Program Details
At Coding Ninjas we take security very seriously. If you believe that you have found a security vulnerability on Coding Ninjas, we encourage you to let us know straight away. We will investigate all legitimate reports and do our best to quickly fix the problem.
We give out rewards for reported bugs and vulnerabilities but these are discretionary and provided on a case by case basis.
Responsible Disclosure Guideline
- You will not publicly disclose a bug before it has been fixed.
- You will protect our users' privacy and data. You will not access or modify data without our permission.
- You will ensure no disruption to our production systems and no destruction of data during security testing.
- You do not violate any other applicable laws or regulations. Coding Ninjas will not be responsible for non-adherence of laws from your end.

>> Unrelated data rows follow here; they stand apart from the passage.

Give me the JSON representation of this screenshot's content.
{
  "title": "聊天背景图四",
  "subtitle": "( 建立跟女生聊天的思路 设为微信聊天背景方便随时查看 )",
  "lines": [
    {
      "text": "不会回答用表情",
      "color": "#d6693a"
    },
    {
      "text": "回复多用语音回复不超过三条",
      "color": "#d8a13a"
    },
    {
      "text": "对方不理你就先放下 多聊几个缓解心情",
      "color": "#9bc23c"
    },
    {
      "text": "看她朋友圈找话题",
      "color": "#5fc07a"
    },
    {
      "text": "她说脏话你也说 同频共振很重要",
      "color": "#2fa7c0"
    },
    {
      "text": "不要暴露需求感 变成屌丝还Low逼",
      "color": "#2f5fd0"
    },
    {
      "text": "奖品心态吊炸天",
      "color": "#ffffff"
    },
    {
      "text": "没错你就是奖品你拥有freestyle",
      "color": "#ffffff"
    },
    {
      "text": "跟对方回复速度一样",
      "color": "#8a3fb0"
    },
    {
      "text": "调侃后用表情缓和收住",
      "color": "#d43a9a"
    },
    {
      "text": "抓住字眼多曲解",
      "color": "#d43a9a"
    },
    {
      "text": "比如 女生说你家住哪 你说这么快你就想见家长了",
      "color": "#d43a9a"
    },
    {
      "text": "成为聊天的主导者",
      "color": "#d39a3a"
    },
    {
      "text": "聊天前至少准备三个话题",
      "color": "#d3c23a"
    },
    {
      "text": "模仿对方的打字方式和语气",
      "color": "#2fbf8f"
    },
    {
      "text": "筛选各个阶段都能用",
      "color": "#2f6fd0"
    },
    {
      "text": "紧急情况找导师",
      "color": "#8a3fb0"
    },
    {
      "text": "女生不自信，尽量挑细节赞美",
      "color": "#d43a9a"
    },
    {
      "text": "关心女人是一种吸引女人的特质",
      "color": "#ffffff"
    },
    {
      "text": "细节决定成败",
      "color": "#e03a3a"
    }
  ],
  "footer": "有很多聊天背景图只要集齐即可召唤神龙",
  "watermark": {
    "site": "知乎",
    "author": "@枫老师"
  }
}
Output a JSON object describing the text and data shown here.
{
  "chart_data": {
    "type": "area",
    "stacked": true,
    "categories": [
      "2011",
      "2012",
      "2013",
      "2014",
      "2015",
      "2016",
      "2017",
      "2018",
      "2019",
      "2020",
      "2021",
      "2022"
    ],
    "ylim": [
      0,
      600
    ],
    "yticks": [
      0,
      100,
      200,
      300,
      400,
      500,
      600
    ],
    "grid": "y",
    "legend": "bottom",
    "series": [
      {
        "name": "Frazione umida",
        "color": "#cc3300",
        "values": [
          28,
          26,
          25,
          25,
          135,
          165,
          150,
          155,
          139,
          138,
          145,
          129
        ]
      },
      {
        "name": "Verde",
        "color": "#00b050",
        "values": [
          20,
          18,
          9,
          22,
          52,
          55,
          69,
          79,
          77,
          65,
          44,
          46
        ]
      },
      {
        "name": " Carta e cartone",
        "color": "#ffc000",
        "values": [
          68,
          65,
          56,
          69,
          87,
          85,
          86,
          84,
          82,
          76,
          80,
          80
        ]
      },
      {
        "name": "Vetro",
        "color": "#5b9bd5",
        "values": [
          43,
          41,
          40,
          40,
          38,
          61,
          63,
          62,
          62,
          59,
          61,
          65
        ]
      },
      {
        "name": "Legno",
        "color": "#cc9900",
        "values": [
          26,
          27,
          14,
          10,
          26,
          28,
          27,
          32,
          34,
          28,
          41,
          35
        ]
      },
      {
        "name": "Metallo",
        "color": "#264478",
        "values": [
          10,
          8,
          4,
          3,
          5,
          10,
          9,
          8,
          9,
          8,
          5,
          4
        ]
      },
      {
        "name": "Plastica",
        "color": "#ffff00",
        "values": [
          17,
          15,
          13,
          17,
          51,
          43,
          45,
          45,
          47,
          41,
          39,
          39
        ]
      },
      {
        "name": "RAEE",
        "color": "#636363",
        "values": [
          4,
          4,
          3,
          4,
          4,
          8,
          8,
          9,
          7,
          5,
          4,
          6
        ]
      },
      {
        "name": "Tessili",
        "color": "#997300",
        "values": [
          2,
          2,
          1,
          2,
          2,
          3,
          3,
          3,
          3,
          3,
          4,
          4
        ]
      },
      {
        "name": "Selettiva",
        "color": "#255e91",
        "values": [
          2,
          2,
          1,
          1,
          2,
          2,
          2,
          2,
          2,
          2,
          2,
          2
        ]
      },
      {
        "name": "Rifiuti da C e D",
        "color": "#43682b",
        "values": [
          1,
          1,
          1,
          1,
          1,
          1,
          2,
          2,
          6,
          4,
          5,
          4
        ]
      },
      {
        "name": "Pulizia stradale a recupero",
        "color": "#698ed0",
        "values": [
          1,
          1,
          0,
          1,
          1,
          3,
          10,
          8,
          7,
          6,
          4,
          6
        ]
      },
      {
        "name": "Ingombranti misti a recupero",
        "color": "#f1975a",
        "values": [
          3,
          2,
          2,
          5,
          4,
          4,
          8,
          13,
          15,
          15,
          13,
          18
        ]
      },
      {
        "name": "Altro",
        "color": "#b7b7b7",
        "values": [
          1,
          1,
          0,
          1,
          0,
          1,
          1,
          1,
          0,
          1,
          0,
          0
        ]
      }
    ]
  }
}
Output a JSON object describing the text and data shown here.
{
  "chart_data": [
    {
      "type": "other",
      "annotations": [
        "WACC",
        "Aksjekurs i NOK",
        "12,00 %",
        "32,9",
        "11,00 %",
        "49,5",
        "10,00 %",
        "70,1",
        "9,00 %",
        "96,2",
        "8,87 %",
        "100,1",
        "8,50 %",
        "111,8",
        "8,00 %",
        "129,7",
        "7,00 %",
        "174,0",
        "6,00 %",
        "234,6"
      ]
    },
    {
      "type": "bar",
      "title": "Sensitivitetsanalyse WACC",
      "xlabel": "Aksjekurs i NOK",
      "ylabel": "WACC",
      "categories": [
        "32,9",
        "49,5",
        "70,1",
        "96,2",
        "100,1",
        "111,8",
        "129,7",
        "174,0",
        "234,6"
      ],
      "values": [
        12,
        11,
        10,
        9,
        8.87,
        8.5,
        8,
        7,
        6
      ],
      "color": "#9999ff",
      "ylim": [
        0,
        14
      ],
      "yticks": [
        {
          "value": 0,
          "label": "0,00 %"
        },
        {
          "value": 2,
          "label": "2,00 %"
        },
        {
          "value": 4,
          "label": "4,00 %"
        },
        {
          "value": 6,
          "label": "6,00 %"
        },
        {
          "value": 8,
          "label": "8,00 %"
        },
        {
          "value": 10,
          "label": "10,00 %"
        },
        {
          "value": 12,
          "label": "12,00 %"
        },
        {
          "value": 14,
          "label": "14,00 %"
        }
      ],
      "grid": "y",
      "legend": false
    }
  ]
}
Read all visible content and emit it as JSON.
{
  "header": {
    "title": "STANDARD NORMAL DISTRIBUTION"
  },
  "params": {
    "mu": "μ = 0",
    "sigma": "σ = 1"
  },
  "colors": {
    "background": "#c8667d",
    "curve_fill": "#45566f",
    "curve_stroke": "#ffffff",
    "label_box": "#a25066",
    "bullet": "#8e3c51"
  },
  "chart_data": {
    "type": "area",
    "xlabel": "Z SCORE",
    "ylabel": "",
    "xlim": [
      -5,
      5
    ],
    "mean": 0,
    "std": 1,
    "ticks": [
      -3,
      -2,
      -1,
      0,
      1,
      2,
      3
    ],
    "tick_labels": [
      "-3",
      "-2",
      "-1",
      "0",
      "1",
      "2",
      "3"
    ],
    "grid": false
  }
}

- If any privacy violation is inadvertently caused by you while testing, you are liable to disclose it immediately to us.
- You do not exploit a security issue you discover for any reason other than for testing purposes, and you do not conduct testing outside of your own account, a test account, or another account for which you have the explicit written consent of the account owner to test.
- You will not attempt phishing or security attacks.
- Due to a high number of submissions, we may take a reasonable time to fix the vulnerability reported by you. You have to allow us time to respond to you.
- You must be the first person to report the issue to us. We will review duplicate bugs to see if they provide additional information, but otherwise only reward the first reporter.
- You will provide necessary assistance to us, if required, in resolving the security issue
- Please send all reports to: security@codingninjas.com
Rewards
We award rewards in cash, NinjaCoins (Coding Ninjas Credits), goodies. Rewards are evaluated on a case to case basis depending on the severity of the vulnerability. It is entirely at Coding Ninjas discretion to decide whether a bug is significant enough to be eligible for a reward. Bounty rewards are not negotiable.
Certificates and Hall Of Fame are work in progress, and will be announced here when available.
What's in scope?
- codingninjas.com
- classroom.codingninjas.com
- api.codingninjas.com
- codezen.codingninjas.com
- mentor.codingninjas.com
- profile.codingninjas.com
- Coding Ninjas Android and iOS App versions released in last 6 months
Not in scope
- Issues related to software/application not under Coding Ninjas control
- www.codingninjas.com/blog (In scope only in case of critical vulnerability which impacts Coding Ninja's platform users which are different from users/authors on blog.)
- Spam or social engineering techniques.
- Denial-of-service attacks.
- Self-type Cross Site Scripting / Self-XSS
- CSRF issues on actions with minimal impact
- Reports indicating a lack of DMARC, DKIm, missing SPF records.
- Presence of banner, server version information, EXIF information on images.
- CSRF issues on actions with minimal impact
- Brute force attacks
- Standard user enumeration attacks
- Reports indicating a lack of rate-limiting on certain APIs
- Click Jacking
- Lack of security headers, httponly flags, etc
- Scanner output or scanner-generated reports, including any automated or active exploit tool
- Any internal or development services.
- Content injection (also "content spoofing" or "HTML injection") is out of scope unless you can clearly demonstrate a significant risk.
Breach of our program's terms
You are expected to respect all the terms and conditions of Bug Bounty Program. Non-adherence or non-compliance will automatically disqualify you. A serious breach may also lead to suspension of your account.
Changes to Program Terms
Coding Ninjas Bug Bounty Program, and its policies, are subject to change or cancellation at any time, without notice. Also, we may amend the terms and/or policies of the program at any time. In case of any change, a revised version will be posted here.